Fuori dei due schieramenti anzidetti, comparvero per la prima volta due altri partiti: il Movimento Sociale Italiano, di ispirazione neofascista, e il Partito Monarchico Italiano che raccoglieva adesioni fra quanti pensavano ad una possibile restaurazione della monarchia sabauda in Italia.

Il 18 aprile 1948 gli italiani votarono in massa: circa il 92 per cento degli elettori. Alla DC andò il 48,5 per cento dei voti, al Fronte Popolare (comunisti e socialisti insieme) il 31 per cento, ai socialdemocratici il 7,1. Pochi voti alle altre formazioni (una decina).

Con il trionfo della DC e il tracollo delle sinistre si dissolse il “pericolo rosso”, cioè il timore di finire nella sfera d’influenza dell’Unione Sovietica. Un’Italia giovane e dinamica si mosse a creare fortuna.

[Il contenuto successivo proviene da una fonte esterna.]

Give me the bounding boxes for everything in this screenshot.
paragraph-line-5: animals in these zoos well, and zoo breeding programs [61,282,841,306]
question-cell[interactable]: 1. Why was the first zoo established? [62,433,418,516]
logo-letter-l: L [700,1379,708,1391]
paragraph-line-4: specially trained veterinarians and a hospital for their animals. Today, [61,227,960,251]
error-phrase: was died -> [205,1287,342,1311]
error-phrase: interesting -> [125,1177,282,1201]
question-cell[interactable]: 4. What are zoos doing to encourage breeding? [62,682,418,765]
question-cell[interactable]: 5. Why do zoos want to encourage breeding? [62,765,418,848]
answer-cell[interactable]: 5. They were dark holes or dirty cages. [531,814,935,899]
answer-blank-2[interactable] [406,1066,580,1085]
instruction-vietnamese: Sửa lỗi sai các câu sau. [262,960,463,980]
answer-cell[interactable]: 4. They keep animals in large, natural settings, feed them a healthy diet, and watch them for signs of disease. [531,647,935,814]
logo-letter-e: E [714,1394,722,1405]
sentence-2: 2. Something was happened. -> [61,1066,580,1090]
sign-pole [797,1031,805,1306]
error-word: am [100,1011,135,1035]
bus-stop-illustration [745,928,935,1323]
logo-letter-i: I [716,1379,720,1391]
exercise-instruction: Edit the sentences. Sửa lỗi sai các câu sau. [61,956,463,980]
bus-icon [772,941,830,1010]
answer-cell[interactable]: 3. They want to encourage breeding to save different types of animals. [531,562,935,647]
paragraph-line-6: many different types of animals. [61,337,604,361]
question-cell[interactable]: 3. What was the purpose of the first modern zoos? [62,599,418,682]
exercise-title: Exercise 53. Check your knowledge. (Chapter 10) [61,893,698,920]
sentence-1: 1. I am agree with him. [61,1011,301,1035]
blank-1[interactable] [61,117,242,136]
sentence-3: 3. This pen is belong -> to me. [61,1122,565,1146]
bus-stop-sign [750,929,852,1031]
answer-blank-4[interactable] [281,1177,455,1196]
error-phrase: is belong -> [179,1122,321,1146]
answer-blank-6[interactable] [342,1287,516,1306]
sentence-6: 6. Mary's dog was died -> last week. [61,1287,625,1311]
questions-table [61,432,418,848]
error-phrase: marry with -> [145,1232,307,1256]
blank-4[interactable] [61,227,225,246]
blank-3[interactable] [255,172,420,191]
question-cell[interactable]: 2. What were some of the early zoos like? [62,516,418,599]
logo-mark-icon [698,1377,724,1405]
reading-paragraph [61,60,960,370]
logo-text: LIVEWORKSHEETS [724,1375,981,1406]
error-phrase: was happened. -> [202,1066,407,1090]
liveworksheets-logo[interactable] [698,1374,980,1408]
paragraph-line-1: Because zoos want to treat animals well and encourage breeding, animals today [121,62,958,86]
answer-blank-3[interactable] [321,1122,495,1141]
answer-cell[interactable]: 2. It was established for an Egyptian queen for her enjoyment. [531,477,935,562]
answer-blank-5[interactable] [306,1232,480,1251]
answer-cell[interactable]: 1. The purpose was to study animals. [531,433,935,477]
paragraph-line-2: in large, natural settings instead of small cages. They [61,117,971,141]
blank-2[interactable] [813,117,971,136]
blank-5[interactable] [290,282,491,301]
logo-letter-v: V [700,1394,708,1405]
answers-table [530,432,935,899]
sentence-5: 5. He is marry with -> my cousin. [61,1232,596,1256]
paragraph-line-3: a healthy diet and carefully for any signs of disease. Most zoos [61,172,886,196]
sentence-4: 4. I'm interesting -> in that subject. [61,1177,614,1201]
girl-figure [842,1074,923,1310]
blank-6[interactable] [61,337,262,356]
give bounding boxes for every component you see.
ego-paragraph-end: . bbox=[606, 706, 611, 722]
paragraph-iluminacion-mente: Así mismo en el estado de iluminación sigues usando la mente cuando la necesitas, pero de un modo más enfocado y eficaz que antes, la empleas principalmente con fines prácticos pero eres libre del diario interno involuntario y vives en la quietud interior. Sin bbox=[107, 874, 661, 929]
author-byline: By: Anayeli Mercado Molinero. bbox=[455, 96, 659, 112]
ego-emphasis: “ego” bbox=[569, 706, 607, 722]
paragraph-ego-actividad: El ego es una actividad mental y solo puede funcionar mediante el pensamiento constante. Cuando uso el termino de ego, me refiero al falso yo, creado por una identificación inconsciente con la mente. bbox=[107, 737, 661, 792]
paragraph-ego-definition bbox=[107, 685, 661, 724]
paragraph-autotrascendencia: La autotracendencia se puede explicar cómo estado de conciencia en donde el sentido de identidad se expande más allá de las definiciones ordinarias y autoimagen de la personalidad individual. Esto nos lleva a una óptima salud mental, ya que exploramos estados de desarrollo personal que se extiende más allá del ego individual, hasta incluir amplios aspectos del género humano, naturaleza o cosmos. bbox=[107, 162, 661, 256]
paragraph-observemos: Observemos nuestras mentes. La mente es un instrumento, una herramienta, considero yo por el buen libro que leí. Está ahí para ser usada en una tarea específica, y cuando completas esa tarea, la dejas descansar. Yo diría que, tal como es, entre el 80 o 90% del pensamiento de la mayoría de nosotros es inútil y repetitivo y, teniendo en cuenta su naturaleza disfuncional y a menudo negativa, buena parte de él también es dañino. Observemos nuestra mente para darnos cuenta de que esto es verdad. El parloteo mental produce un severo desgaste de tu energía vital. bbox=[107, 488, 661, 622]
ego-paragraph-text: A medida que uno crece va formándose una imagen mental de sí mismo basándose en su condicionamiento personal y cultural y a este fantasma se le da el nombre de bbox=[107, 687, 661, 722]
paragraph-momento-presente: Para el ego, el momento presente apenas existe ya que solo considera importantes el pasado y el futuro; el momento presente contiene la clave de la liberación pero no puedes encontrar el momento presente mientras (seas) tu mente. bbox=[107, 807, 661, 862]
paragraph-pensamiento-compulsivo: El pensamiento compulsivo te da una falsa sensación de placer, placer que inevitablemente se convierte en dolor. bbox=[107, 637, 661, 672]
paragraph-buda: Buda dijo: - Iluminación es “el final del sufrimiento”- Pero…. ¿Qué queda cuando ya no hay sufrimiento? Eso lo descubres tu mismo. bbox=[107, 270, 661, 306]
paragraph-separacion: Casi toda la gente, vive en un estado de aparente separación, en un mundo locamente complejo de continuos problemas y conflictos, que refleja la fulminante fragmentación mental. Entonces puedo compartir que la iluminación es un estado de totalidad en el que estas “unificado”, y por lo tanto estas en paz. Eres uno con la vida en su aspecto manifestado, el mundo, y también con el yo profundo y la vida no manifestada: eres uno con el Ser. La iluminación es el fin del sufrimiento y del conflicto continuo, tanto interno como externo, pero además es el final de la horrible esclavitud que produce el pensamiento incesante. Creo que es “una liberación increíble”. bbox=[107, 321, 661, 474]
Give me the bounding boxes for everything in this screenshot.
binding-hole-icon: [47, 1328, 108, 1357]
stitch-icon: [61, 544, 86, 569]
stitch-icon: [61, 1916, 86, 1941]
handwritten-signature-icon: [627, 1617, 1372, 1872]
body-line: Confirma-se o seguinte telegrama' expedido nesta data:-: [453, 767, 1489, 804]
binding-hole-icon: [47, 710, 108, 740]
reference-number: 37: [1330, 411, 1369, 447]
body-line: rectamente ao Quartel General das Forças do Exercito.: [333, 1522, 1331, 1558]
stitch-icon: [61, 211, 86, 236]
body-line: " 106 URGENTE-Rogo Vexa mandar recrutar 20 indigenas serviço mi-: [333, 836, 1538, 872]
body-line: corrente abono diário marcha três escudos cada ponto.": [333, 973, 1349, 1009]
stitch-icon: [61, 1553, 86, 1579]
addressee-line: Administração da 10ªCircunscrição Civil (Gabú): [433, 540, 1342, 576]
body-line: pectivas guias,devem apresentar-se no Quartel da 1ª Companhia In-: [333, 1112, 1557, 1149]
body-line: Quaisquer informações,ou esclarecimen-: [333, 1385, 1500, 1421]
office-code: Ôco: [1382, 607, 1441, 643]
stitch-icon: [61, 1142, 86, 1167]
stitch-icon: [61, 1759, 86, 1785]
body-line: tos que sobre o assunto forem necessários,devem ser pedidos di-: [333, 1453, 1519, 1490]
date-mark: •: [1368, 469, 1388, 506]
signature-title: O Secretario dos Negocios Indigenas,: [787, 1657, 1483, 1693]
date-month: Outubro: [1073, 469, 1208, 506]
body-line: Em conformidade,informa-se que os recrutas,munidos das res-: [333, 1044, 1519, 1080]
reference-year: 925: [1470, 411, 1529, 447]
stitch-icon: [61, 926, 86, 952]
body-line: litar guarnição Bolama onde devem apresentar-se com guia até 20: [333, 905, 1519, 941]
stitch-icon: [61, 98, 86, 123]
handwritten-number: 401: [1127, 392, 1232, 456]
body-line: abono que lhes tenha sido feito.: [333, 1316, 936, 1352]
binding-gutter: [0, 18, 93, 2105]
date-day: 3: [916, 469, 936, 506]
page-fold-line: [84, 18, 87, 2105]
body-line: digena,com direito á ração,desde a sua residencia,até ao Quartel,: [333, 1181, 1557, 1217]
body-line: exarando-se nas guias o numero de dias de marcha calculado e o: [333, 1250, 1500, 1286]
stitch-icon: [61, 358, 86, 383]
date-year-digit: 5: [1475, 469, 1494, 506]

Nelle librerie entrò una copiosa letteratura, intessuta di storie vere, e di altre romanzate e inventate, ambientate negli anni della guerra e dell’immediato dopoguerra. Fra i libri più letti in quello scorcio degli anni 40 si affermò il Don Camillo, emblematico della contrapposizione politica tra il mondo cattolico e il comunismo, seppure con sottofondo di sfumata bonomia. Autore il giornalista, umorista, scrittore, Giovannino Guareschi, il quale, in quella fortunata pubblicazione, narra con sottile umorismo le vicende parapolitiche di antagonismo che hanno luogo a Brescello, comune della Bassa emiliana, tra il robusto e impulsivo parroco Don Camillo, che parla col Cristo dell’altare maggiore, e il sindaco comunista, il meccanico Peppone, altrettanto robusto e sanguigno,ma più limitato per il resto.Il successo del libro si rinnoverà ben presto col film che ne verrà tratto, seguito da altre storie e altri quattro film. Che vediamo ancora oggi alla televisione.